Chunnan Wang, a PhD graduate from the Massive Data Computing Research Center of HIT, is currently a Senior Researcher at Tencent Singapore. Her doctoral research focused on automated machine learning (AutoML). She has published over 20 papers in top international journals and conferences such as TKDE, TKDD, ICDE, and CVPR, including 15 as the first author. She has proposed effective AutoML solutions for diverse functional requirements, application scenarios, and machine learning tasks, significantly lowering the threshold for machine learning adoption with substantial practical value. During her doctoral studies, she received the National Scholarship, Tencent Scholarship, and was selected as a Tencent Technology Master.

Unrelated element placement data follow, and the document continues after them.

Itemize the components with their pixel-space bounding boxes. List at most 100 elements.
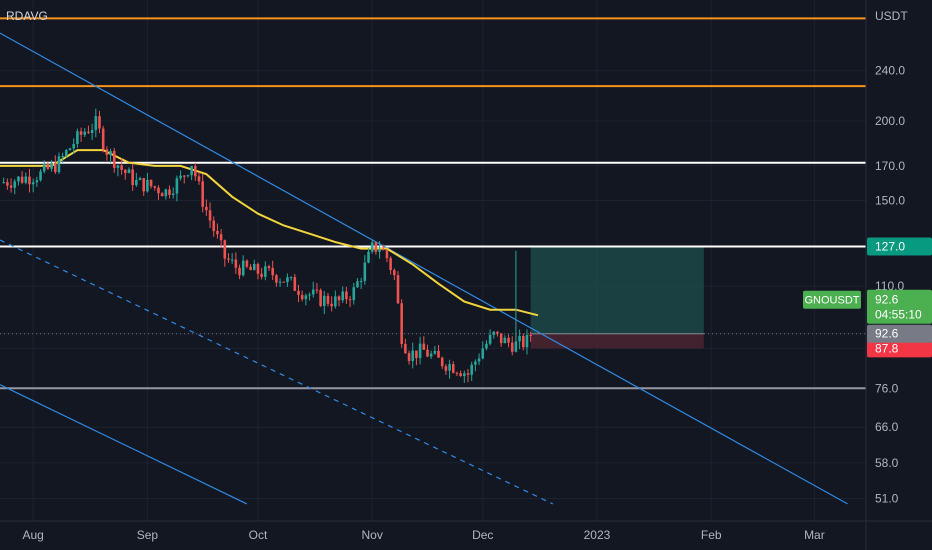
candle-body[interactable] <box>337 296 341 301</box>
indicator-label[interactable]: RDAVG <box>6 9 48 23</box>
candle-body[interactable] <box>400 303 403 344</box>
candle-body[interactable] <box>359 280 363 282</box>
candle-body[interactable] <box>20 176 24 183</box>
candle-body[interactable] <box>171 193 175 195</box>
candle-body[interactable] <box>455 372 459 374</box>
candle-body[interactable] <box>201 181 204 207</box>
candle-body[interactable] <box>470 364 473 375</box>
candle-body[interactable] <box>112 150 116 168</box>
candle-body[interactable] <box>241 260 245 276</box>
candle-body[interactable] <box>363 262 367 281</box>
candle-body[interactable] <box>219 234 223 241</box>
candle-body[interactable] <box>9 185 13 188</box>
candle-body[interactable] <box>289 277 293 279</box>
candle-body[interactable] <box>131 169 134 186</box>
candle-body[interactable] <box>393 270 396 276</box>
candle-body[interactable] <box>451 364 455 373</box>
candle-body[interactable] <box>334 296 337 307</box>
candle-body[interactable] <box>234 259 238 268</box>
candle-body[interactable] <box>459 373 462 377</box>
candle-body[interactable] <box>315 289 319 291</box>
candle-body[interactable] <box>135 180 138 186</box>
candle-body[interactable] <box>179 175 182 179</box>
candle-body[interactable] <box>194 165 197 177</box>
target-zone[interactable] <box>530 246 704 334</box>
candle-body[interactable] <box>267 266 271 268</box>
trendline-0[interactable] <box>0 32 848 505</box>
candle-body[interactable] <box>98 116 101 129</box>
candle-body[interactable] <box>322 295 326 306</box>
candle-body[interactable] <box>6 182 9 186</box>
candle-body[interactable] <box>418 343 422 359</box>
candle-body[interactable] <box>304 295 308 300</box>
candle-body[interactable] <box>444 366 448 371</box>
candle-body[interactable] <box>127 169 131 174</box>
candle-body[interactable] <box>448 364 451 371</box>
candle-body[interactable] <box>28 176 31 185</box>
candle-body[interactable] <box>326 295 330 304</box>
candle-body[interactable] <box>208 210 212 221</box>
candle-body[interactable] <box>68 148 72 151</box>
candle-body[interactable] <box>90 130 94 133</box>
candle-body[interactable] <box>157 187 160 194</box>
candle-body[interactable] <box>308 294 311 296</box>
candle-body[interactable] <box>374 242 378 252</box>
candle-body[interactable] <box>385 250 389 259</box>
candle-body[interactable] <box>381 249 385 251</box>
candle-body[interactable] <box>46 163 50 169</box>
moving-average-line[interactable] <box>0 149 539 317</box>
candle-body[interactable] <box>13 181 17 188</box>
candle-body[interactable] <box>83 131 87 135</box>
candle-body[interactable] <box>238 267 241 276</box>
candle-body[interactable] <box>481 348 485 359</box>
candle-body[interactable] <box>138 178 142 181</box>
candle-body[interactable] <box>260 273 263 277</box>
candle-body[interactable] <box>367 251 370 263</box>
candle-body[interactable] <box>197 176 201 182</box>
candle-body[interactable] <box>426 349 429 357</box>
candle-body[interactable] <box>352 287 356 301</box>
candle-body[interactable] <box>87 131 90 133</box>
candle-body[interactable] <box>50 162 53 169</box>
candle-body[interactable] <box>94 116 98 131</box>
candle-body[interactable] <box>175 178 179 194</box>
candle-body[interactable] <box>521 336 525 348</box>
candle-body[interactable] <box>345 291 348 300</box>
candle-body[interactable] <box>39 171 42 181</box>
candle-body[interactable] <box>488 334 492 344</box>
candle-body[interactable] <box>264 266 267 277</box>
candle-body[interactable] <box>437 350 440 358</box>
candle-body[interactable] <box>153 186 157 188</box>
candle-body[interactable] <box>429 353 433 357</box>
candle-body[interactable] <box>356 281 359 288</box>
candle-body[interactable] <box>297 290 300 295</box>
candle-body[interactable] <box>341 291 345 301</box>
candle-body[interactable] <box>370 242 374 252</box>
candle-body[interactable] <box>205 206 208 211</box>
candle-body[interactable] <box>411 350 415 362</box>
candle-body[interactable] <box>146 179 149 192</box>
candle-body[interactable] <box>477 358 481 362</box>
candle-body[interactable] <box>407 353 411 362</box>
candle-body[interactable] <box>53 162 57 173</box>
candle-body[interactable] <box>101 128 105 150</box>
candle-body[interactable] <box>142 178 146 192</box>
candle-body[interactable] <box>282 281 286 283</box>
candle-body[interactable] <box>503 337 507 344</box>
candle-body[interactable] <box>499 333 503 344</box>
candle-body[interactable] <box>404 343 407 354</box>
candle-body[interactable] <box>212 220 216 231</box>
candle-body[interactable] <box>510 342 514 352</box>
candle-body[interactable] <box>223 240 227 259</box>
candle-body[interactable] <box>525 334 529 348</box>
candle-body[interactable] <box>227 258 230 260</box>
candle-body[interactable] <box>61 155 64 157</box>
candle-body[interactable] <box>319 290 322 306</box>
candle-body[interactable] <box>485 343 488 349</box>
candle-body[interactable] <box>120 165 123 170</box>
candle-body[interactable] <box>422 343 426 350</box>
candle-body[interactable] <box>496 331 499 334</box>
candle-body[interactable] <box>216 230 219 235</box>
candle-body[interactable] <box>245 260 249 267</box>
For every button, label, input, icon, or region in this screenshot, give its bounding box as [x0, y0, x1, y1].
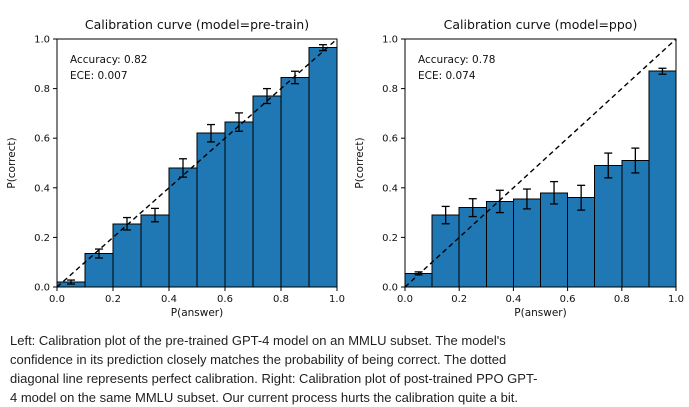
diagonal-calibration-line — [404, 38, 677, 288]
y-axis-label: P(correct) — [6, 137, 18, 188]
chart-title: Calibration curve (model=ppo) — [444, 17, 638, 32]
diagonal-calibration-line — [56, 38, 338, 288]
bar — [512, 198, 541, 288]
x-axis-label: P(answer) — [171, 307, 223, 319]
x-tick-label: 0.4 — [505, 294, 521, 305]
bar — [567, 197, 596, 288]
annotation-line: Accuracy: 0.82 — [70, 54, 147, 66]
caption-line: confidence in its prediction closely mat… — [10, 352, 507, 367]
caption-line: 4 model on the same MMLU subset. Our cur… — [10, 390, 518, 405]
chart-calibration-pretrain: 0.0 0.2 0.4 0.6 0.8 1.0 0.0 0.2 0.4 0.6 0.8 1.0 P(an… — [6, 17, 345, 319]
accuracy-ece-annotation: Accuracy: 0.78 ECE: 0.074 — [418, 54, 495, 82]
bars-group — [404, 70, 677, 288]
x-tick-label: 1.0 — [668, 294, 684, 305]
bar — [621, 160, 650, 288]
bar — [485, 200, 514, 288]
x-tick-label: 0.6 — [217, 294, 233, 305]
bar — [224, 121, 254, 288]
x-tick-label: 0.2 — [451, 294, 467, 305]
x-tick-label: 0.4 — [161, 294, 177, 305]
y-tick-label: 0.6 — [382, 134, 398, 145]
bar — [308, 47, 338, 288]
error-bars-group — [67, 44, 327, 285]
x-tick-label: 0.0 — [397, 294, 413, 305]
x-axis-label: P(answer) — [514, 307, 566, 319]
y-tick-label: 0.6 — [34, 134, 50, 145]
charts-row: 0.0 0.2 0.4 0.6 0.8 1.0 0.0 0.2 0.4 0.6 0.8 1.0 P(an… — [6, 17, 684, 319]
plot-frame — [404, 38, 677, 288]
y-tick-label: 1.0 — [382, 35, 398, 46]
annotation-line: Accuracy: 0.78 — [418, 54, 495, 66]
y-tick-label: 0.8 — [34, 84, 50, 95]
x-axis: 0.0 0.2 0.4 0.6 0.8 1.0 — [49, 287, 345, 305]
plot-frame — [56, 38, 338, 288]
accuracy-ece-annotation: Accuracy: 0.82 ECE: 0.007 — [70, 54, 147, 82]
x-axis: 0.0 0.2 0.4 0.6 0.8 1.0 — [397, 287, 684, 305]
chart-calibration-ppo: 0.0 0.2 0.4 0.6 0.8 1.0 0.0 0.2 0.4 0.6 0.8 1.0 P(an… — [354, 17, 684, 319]
x-tick-label: 0.8 — [614, 294, 630, 305]
figure-caption: Left: Calibration plot of the pre-traine… — [10, 331, 689, 407]
y-axis-label: P(correct) — [354, 137, 366, 188]
annotation-line: ECE: 0.074 — [418, 70, 476, 82]
x-tick-label: 0.2 — [105, 294, 121, 305]
y-tick-label: 0.0 — [34, 283, 50, 294]
caption-line: diagonal line represents perfect calibra… — [10, 371, 538, 386]
bar — [196, 132, 226, 288]
bar — [594, 164, 623, 288]
x-tick-label: 0.6 — [560, 294, 576, 305]
annotation-line: ECE: 0.007 — [70, 70, 128, 82]
bar — [252, 95, 282, 288]
bar — [168, 167, 198, 288]
bar — [540, 192, 569, 288]
y-tick-label: 0.0 — [382, 283, 398, 294]
bar — [140, 214, 170, 288]
y-tick-label: 1.0 — [34, 35, 50, 46]
y-tick-label: 0.4 — [382, 183, 398, 194]
bar — [458, 207, 487, 288]
bar — [280, 76, 310, 288]
x-tick-label: 0.0 — [49, 294, 65, 305]
x-tick-label: 0.8 — [273, 294, 289, 305]
bar — [648, 70, 677, 288]
y-tick-label: 0.2 — [34, 233, 50, 244]
y-tick-label: 0.4 — [34, 183, 50, 194]
y-axis: 0.0 0.2 0.4 0.6 0.8 1.0 — [382, 35, 405, 294]
error-bars-group — [414, 67, 667, 276]
y-axis: 0.0 0.2 0.4 0.6 0.8 1.0 — [34, 35, 57, 294]
x-tick-label: 1.0 — [329, 294, 345, 305]
y-tick-label: 0.8 — [382, 84, 398, 95]
y-tick-label: 0.2 — [382, 233, 398, 244]
caption-line: Left: Calibration plot of the pre-traine… — [10, 333, 506, 348]
chart-title: Calibration curve (model=pre-train) — [85, 17, 309, 32]
bar — [431, 214, 460, 288]
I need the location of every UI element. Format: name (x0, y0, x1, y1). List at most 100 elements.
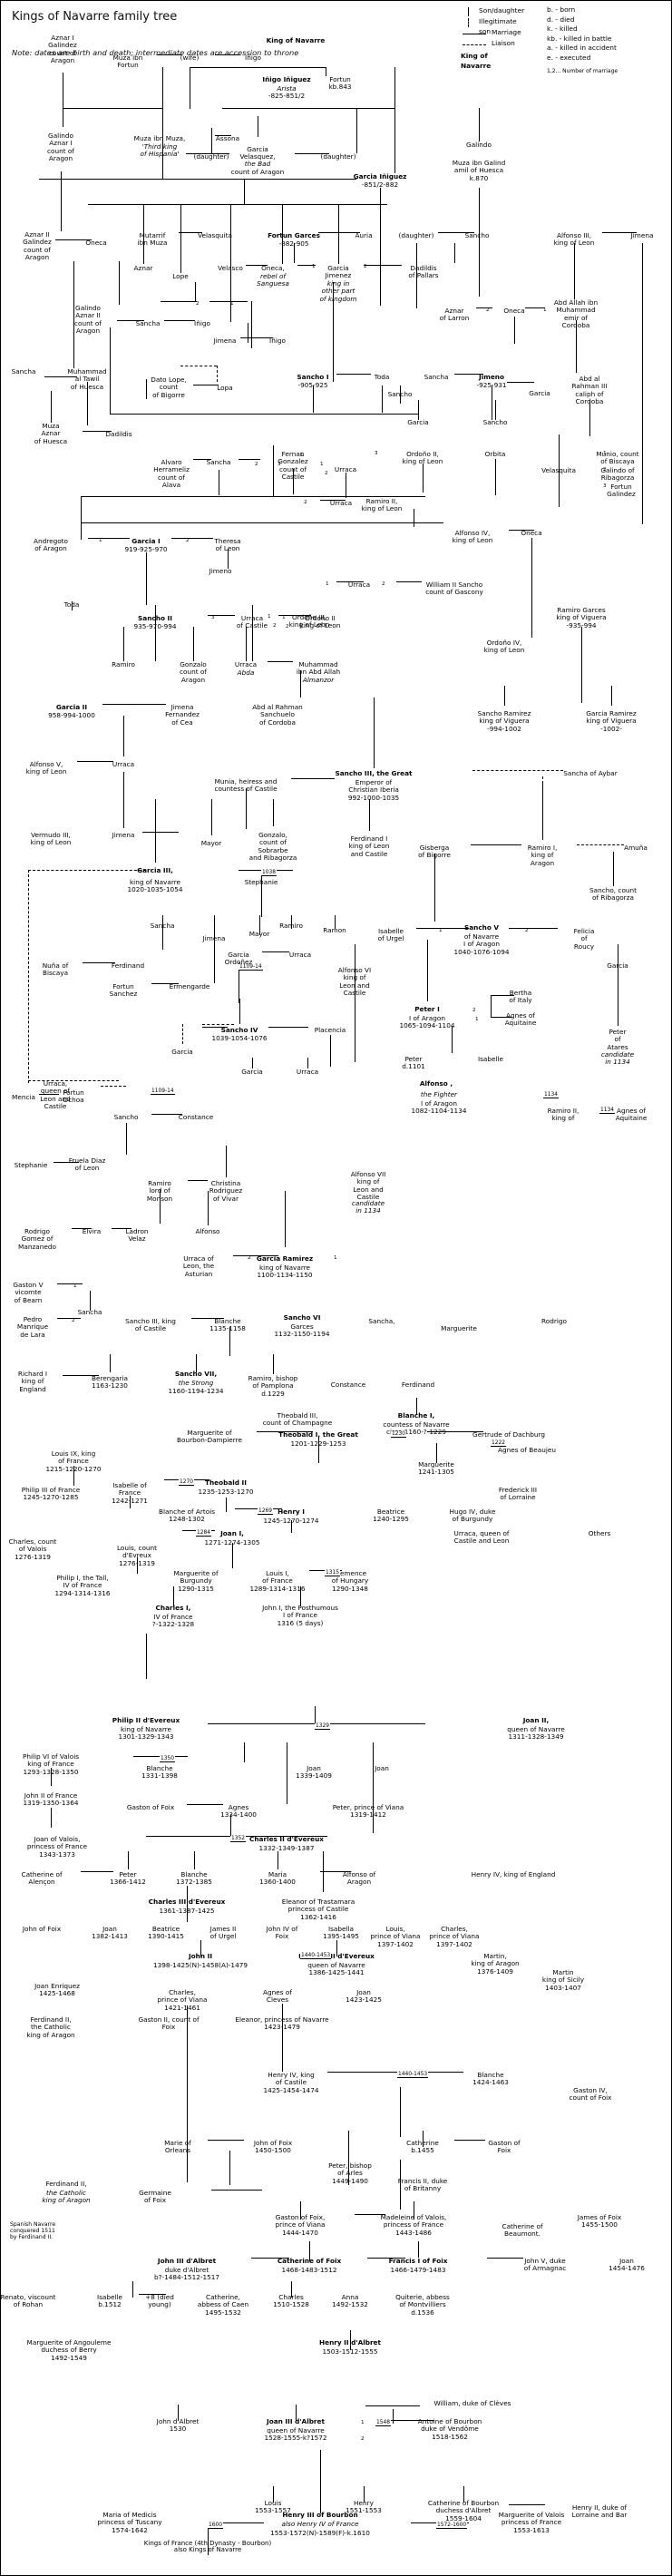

Tianyu Mu holds a Ph.D. in Computer Science and Technology from HIT and is currently a Senior Algorithm Engineer at Huawei Cloud Computing Technology Co., Ltd.. His research focuses on Automated Machine Learning (AutoML), specializing in algorithm selection, hyperparameter optimization, and time series analysis. He aims to build efficient, scalable automated modeling systems using meta-learning and reinforcement learning. As the first author, he has published papers in top-tier venues including VLDB, ICDE (2023/2024/2025), and Information Sciences. His representative contributions include TSC-AutoML (a meta-learning-based framework for time series classification) and ShrinkHPO (an explainable parallel hyperparameter optimization algorithm). At Huawei Cloud, he focuses on cloud-based hardware failure prediction systems and intelligent operation algorithms for large-scale cloud infrastructures.
Yusi Yang is a PhD candidate at HIT’s School of Computing Science and Technology. She has won awards in national and provincial competitions such as the "Datang Cup" National University Student Information and Communication Technology Competition.